Europe’s top money manager Amundi lends weight to Chinese stocks as market looks for sustained rebound
- Amundi sees room for constructive view on Chinese stocks as economy regains lost ground in second half
- Stocks in Hong Kong logged gains in May, reversing a multi-month slump triggered by Covid lockdown concerns
“Valuations are extremely attractive and have already priced in all the bad news on the fundamentals side,” said Alessia Berardi, head of emerging macro and strategy research at Amundi Institute, part of the Paris-based fund manager with US$2.17 trillion of assets. A shift towards stronger policy support “is clearly a trigger to become even more constructive”.

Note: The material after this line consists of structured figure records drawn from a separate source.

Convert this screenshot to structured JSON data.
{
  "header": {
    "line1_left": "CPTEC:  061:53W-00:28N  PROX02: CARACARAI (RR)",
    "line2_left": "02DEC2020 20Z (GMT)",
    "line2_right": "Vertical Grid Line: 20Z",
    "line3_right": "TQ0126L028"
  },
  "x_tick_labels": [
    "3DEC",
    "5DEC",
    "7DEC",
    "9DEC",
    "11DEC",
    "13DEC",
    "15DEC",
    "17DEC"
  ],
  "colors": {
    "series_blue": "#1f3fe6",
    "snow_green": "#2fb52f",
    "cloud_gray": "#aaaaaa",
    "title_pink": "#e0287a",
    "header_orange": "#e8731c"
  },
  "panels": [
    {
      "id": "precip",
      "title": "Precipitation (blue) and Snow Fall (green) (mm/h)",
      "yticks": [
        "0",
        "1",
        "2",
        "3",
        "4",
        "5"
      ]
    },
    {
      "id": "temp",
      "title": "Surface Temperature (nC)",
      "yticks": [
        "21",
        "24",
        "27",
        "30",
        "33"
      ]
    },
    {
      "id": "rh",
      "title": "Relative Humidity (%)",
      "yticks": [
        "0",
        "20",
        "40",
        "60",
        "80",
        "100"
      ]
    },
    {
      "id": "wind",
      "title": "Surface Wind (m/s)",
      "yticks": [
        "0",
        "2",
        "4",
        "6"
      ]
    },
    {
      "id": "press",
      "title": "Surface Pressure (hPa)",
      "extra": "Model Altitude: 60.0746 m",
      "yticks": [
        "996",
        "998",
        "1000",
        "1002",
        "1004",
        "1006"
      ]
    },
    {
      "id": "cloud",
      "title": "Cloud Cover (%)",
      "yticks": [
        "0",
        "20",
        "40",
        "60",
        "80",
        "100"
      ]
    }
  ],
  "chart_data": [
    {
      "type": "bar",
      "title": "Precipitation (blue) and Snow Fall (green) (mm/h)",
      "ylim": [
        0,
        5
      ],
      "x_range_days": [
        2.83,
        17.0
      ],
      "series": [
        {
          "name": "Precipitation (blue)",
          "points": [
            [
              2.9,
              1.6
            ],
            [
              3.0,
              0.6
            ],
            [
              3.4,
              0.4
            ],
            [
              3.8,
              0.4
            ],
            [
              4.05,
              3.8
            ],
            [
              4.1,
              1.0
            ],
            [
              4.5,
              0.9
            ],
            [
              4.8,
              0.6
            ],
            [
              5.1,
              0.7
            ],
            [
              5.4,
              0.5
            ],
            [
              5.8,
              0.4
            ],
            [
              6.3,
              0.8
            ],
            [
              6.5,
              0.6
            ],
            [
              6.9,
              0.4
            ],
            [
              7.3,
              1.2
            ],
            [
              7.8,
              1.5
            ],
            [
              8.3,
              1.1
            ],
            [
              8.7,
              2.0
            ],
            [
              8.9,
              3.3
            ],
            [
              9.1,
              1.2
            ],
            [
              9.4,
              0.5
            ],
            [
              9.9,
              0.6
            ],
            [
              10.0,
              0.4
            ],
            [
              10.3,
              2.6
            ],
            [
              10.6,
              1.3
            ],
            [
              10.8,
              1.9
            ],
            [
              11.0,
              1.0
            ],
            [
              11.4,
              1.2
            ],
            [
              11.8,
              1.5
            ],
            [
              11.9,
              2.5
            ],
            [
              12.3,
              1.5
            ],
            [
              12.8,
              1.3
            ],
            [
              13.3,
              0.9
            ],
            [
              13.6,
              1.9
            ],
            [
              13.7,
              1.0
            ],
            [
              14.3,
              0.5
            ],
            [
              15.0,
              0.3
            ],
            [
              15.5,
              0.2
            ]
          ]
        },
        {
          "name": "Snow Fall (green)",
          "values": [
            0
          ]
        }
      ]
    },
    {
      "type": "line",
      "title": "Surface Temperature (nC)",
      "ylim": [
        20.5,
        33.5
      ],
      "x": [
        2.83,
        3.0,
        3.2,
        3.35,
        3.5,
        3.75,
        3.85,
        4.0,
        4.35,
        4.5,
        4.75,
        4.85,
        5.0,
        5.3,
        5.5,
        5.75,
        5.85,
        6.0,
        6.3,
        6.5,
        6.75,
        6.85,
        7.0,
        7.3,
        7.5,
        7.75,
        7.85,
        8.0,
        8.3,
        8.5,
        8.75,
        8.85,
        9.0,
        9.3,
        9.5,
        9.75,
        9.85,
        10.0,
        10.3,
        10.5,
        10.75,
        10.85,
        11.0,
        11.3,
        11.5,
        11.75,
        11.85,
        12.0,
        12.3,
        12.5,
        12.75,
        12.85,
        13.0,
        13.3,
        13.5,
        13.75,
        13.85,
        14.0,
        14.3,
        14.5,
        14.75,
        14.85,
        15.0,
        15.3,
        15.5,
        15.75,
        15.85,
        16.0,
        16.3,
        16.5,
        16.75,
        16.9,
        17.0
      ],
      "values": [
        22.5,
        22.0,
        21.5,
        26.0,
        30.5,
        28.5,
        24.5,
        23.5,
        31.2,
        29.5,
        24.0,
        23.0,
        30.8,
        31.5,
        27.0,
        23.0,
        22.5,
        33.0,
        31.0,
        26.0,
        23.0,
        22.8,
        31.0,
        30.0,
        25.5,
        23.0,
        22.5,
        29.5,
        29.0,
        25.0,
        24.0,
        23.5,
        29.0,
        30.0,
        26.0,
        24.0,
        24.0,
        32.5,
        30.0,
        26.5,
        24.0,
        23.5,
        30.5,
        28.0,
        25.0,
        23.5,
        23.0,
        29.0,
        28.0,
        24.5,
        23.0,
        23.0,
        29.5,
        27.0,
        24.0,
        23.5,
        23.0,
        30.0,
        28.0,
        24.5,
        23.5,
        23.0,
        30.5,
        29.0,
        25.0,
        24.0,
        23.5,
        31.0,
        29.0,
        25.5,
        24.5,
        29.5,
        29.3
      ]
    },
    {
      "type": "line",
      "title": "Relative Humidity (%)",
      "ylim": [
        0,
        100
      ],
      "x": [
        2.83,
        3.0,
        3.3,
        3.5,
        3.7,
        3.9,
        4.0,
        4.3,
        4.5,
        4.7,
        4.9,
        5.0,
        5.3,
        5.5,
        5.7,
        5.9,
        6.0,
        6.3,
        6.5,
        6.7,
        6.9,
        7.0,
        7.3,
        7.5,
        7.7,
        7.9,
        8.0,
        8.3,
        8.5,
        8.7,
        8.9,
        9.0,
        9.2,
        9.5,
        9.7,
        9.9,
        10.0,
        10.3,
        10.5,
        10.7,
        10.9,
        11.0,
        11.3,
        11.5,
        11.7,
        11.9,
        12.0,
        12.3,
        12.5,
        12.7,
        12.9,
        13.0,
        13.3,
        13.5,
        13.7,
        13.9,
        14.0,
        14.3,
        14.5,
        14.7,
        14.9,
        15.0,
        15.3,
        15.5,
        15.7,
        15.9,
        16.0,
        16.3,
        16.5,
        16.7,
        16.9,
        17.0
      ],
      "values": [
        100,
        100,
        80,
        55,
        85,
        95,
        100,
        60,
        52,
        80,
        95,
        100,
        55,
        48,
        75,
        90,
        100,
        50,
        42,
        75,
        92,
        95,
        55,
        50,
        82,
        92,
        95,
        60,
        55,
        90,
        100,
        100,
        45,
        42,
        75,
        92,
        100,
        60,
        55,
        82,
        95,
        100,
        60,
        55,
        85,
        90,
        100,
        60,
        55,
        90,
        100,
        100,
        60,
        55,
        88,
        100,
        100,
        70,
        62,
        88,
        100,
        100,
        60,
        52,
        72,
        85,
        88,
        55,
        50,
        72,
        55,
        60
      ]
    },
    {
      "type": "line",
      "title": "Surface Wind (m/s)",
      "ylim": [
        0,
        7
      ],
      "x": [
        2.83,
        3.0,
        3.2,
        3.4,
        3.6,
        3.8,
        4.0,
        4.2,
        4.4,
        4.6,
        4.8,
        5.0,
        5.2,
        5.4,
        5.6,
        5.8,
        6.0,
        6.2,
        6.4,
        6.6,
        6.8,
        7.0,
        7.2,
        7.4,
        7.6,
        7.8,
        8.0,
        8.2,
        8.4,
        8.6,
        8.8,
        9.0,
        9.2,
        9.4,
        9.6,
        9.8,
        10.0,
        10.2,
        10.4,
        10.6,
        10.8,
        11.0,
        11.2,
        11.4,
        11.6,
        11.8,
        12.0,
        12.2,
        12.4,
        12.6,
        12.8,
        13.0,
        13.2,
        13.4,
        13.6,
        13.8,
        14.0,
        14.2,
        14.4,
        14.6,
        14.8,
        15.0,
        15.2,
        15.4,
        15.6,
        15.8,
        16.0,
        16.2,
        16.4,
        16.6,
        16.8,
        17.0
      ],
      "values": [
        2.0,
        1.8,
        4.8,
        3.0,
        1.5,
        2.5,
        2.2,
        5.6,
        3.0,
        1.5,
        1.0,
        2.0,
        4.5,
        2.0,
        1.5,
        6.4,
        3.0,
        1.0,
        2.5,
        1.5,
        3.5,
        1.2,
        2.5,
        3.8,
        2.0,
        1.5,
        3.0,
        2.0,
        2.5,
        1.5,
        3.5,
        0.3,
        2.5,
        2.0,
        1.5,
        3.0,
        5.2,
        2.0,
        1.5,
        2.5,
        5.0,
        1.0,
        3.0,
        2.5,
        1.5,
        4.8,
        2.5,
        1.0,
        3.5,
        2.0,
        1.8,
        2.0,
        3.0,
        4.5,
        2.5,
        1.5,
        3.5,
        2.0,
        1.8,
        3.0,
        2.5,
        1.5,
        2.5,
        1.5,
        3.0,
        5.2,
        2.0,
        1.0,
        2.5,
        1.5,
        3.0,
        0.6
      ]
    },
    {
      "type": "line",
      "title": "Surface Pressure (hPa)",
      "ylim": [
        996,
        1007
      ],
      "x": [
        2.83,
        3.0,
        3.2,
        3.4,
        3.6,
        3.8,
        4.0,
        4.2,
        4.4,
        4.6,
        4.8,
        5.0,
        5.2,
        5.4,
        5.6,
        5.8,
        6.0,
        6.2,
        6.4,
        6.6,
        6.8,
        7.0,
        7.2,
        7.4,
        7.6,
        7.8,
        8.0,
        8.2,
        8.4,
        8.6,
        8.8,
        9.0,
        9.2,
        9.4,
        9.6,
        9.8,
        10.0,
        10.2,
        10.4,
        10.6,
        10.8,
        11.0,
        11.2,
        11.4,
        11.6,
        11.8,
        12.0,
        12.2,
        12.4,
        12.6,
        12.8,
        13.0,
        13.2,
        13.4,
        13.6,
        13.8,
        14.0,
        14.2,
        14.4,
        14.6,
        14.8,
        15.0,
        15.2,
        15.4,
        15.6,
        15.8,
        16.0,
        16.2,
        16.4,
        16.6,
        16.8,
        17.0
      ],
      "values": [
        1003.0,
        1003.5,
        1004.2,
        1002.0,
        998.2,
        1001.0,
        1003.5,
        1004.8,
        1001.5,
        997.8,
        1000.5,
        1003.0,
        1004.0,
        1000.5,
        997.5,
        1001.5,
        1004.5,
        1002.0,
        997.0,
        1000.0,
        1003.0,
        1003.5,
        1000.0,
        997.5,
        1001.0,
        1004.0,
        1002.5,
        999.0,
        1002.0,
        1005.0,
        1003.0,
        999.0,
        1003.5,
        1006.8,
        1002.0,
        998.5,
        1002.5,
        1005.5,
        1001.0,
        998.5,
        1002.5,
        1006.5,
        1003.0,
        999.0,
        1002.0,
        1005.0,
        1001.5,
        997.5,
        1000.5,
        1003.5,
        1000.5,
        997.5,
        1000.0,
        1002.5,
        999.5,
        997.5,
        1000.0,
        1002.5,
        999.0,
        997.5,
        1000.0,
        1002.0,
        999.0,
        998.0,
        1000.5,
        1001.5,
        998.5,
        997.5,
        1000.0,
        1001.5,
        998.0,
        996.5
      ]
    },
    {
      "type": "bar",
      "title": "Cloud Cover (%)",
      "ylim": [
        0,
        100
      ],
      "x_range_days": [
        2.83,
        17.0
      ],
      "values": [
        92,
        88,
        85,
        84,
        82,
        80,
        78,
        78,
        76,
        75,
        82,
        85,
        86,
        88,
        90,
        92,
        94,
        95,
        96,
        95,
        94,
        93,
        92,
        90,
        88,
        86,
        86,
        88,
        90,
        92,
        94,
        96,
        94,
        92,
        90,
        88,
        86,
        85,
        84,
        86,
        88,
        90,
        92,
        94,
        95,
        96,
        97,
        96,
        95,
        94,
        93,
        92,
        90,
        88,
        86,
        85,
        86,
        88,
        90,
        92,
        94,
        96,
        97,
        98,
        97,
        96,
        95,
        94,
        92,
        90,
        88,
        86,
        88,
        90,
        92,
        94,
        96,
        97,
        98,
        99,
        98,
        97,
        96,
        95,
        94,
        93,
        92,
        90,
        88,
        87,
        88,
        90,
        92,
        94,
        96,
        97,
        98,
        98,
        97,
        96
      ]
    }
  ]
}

Investors were rewarded for turning bullish on the market after the Hang Seng Index jumped 1.5 per cent in May to halt a three-month slide. The Tech Index, which holds tremendous sway on market mood, climbed 0.3 per cent to reverse a 30 per cent cumulative loss in the past six months.
The MSCI China Index of 744 stocks trades at 10.1 times 2023 earnings, the cheapest since 2013 when they fetched 9.8 times, according to Bloomberg data. The gauge has declined 17.5 per cent this year, on top of a 21.6 per cent loss in 2021.
The rebound last month may extend as optimism returned after Shanghai ended a two-month citywide lockdown on June 1, allowing carmakers like Tesla to scale up production and logistics players to repair supply-chain breakdowns. That could help recoup US$605 billion of market value lost from this year’s slump in Hong Kong.